Bis in die 1950er Jahre experimentierte Fornasetti mit Druckgrafik, Keramik und Grafikdesign und verfeinerte seinen Stil in puncto Humor, Gemüt und Theatralik. Er ist für seine unverwechselbaren Zeichnungen bekannt geworden und arbeitete mit dem geschätzten Industriedesigner Gio Ponti an mehreren Projekten zusammen. 


Aber eine zufällige Begegnung sollte seiner Karriere schon bald eine entscheidende Wendung geben.



Cavalieri galt als eine der schönsten Frauen der Welt und bescherte Fornasetti seinen Aha-Moment

Es war im Jahr 1952, als Fornasetti eine Zeitschrift durchblätterte und auf das Gesicht von Lina Cavalieri traf. Eine Opernsängerin, die als die schönste Frau in Paris galt. Verzückt von ihrer Schönheit erklärte Fornasetti, er werde das Gesicht der schönsten Frau der Welt malen - das hübsche Antlitz der Sopranistin diente ihm dabei als Inspiration. 


„Die Serie mit den Fornasetti-Gesichtern basiert eigentlich auf dem Gesicht der Opernsängerin Lina Cavalieri. Sie war sehr berühmt und galt damals als schönste Frau.
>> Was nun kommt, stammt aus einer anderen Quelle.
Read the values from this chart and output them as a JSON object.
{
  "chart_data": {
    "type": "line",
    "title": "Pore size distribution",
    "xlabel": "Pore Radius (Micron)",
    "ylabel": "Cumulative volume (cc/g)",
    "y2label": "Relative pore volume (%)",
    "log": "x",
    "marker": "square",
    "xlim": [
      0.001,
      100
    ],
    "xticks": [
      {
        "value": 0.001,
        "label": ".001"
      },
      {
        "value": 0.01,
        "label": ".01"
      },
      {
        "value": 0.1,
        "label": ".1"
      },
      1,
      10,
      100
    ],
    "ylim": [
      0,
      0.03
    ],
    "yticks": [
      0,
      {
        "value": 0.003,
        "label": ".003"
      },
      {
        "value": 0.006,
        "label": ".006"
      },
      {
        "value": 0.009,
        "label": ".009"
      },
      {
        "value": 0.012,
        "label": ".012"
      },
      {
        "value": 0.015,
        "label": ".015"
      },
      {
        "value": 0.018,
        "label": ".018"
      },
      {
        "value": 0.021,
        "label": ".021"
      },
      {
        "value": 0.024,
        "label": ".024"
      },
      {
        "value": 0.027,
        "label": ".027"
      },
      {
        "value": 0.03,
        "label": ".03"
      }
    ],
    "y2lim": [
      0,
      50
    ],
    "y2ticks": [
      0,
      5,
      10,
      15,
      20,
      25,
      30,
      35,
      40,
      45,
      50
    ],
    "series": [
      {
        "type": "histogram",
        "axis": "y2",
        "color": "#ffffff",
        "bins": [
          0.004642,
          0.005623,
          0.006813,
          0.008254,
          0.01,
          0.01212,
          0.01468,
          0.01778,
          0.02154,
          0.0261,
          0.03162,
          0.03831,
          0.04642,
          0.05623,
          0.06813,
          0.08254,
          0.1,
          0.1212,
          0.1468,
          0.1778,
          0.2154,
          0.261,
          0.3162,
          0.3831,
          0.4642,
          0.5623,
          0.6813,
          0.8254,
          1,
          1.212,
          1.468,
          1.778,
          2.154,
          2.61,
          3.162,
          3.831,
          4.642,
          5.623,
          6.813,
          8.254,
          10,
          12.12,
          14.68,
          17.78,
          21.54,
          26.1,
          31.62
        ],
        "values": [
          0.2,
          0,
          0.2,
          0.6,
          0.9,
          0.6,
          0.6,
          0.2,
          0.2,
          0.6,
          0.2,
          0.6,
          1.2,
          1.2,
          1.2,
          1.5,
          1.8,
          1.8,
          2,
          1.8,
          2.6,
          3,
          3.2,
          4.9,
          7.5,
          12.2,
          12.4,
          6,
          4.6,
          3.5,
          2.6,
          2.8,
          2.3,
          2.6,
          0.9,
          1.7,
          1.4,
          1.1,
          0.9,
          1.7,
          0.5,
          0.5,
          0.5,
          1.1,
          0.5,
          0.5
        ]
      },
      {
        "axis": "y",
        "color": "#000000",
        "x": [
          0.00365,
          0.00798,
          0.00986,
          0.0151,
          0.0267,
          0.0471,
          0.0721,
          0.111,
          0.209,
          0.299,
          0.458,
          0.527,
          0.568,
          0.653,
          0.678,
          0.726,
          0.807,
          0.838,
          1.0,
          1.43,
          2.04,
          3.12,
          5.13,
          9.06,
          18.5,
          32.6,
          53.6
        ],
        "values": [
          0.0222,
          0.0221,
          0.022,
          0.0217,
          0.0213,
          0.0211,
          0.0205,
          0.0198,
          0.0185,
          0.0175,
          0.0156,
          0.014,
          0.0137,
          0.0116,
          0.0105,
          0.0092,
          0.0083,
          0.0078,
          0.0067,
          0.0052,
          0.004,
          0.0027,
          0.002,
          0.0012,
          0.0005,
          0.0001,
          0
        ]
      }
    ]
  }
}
Eine klassische Schönheit, die in unzähligen Variationen auf der Leinwand verewigt wurde”. 



Cavalieris Gesicht wurde in den verschiedensten Formen verewigt, sogar in einer Schlange

Ihr Gesicht war auch Thema einer Geschirrserie, in der über 500 Gesichtsausdrücke verarbeitet wurden: In einem Entwurf weint sie, im nächsten zwinkert sie und in einem anderen versteckt sie sich hinter einer Kaffeetasse. Kein Kontext war zu surreal. In späteren Iterationen erhielt sie sogar einen Schnurrbart. Fornasetti war nahezu besessen von Cavalieris Gesicht und konnte es selbst nicht genau erklären: „Ich habe damit angefangen und einfach nicht mehr aufgehört“. 


Design ist Design ist Design


Fornasetti war unverwechselbar. Nicht nur wegen seiner Illustrationen, sondern auch wegen der Art und Weise, wie er seine Werke herstellte. Anstatt neue Typologien und Designs zu schaffen, wie es seine Zeitgenossen taten, entschied er sich dafür, dieselben Objekte immer wieder zu wiederholen. „Die Fornasetti-Gesichter sind das markanteste Beispiel dafür", sagt Alexander. „All diese Variationen zeigen jeden skurrilen, witzigen, mystischen, symbolischen und kreativen Aspekt von Fornasettis Welt. Das ist einer der Gründe, warum es einfach wunderbar ist, diese Stücke zu sammeln. Sie werden nie langweilig". 



Es gibt Hunderte von Variationen der Gesichter, jedes einzelne ist so einnehmend und melancholisch wie das andere

Zwischen Fornasetti und der Kunstbewegung der Moderne, die seine abweichende und frivole Herangehensweise ablehnte, herrschte alles andere als Harmonie. Aber genau das macht ihn heute so beliebt, erklärt Alexander. „Das auffälligste Merkmal seiner Arbeit war der einzigartige Einsatz von Dekoration. Kurz nach Ende des Zweiten Weltkriegs machte er Deko wieder beliebt. Nach den verheerenden Zeiten der beiden Weltkriege wollte die Menschen wieder das Leben feiern. Die Devise „form follows function“, die schlichten, vorwiegend praktischen Entwürfe mussten etwas aufgepeppt werden, und zwar mit fantasievoller Dekoration und mit einem Hauch von >dolce vita<. Es entstanden zahlreiche Gebrauchsgegenstände, Möbel und sogar Stoffe “in ganz neuen Farben und Formen“. 


Was Fornasetti erreichte, war die reine Form des Selbstausdrucks, der Kunst aus sich selbst heraus, die zu damaliger Zeit in der Gestaltung sonst nicht zu sehen war. Er brachte Flair, Melancholie und Dramatik in jedes einzelne Stück- seien es Teller oder Plakate- und schuf so ein Universum, das voll und ganz seinen Vorstellungen entsprach. „Fornasettis Werk scheint seinen Platz zwischen Design, Kunsthandwerk und Kunst zu finden und das macht es nahezu unmöglich, sein Schaffen einem bestimmten Stil zuzuschreiben. Er kann einfach nicht klar eingeordnet werden und das macht ihn so besonders“.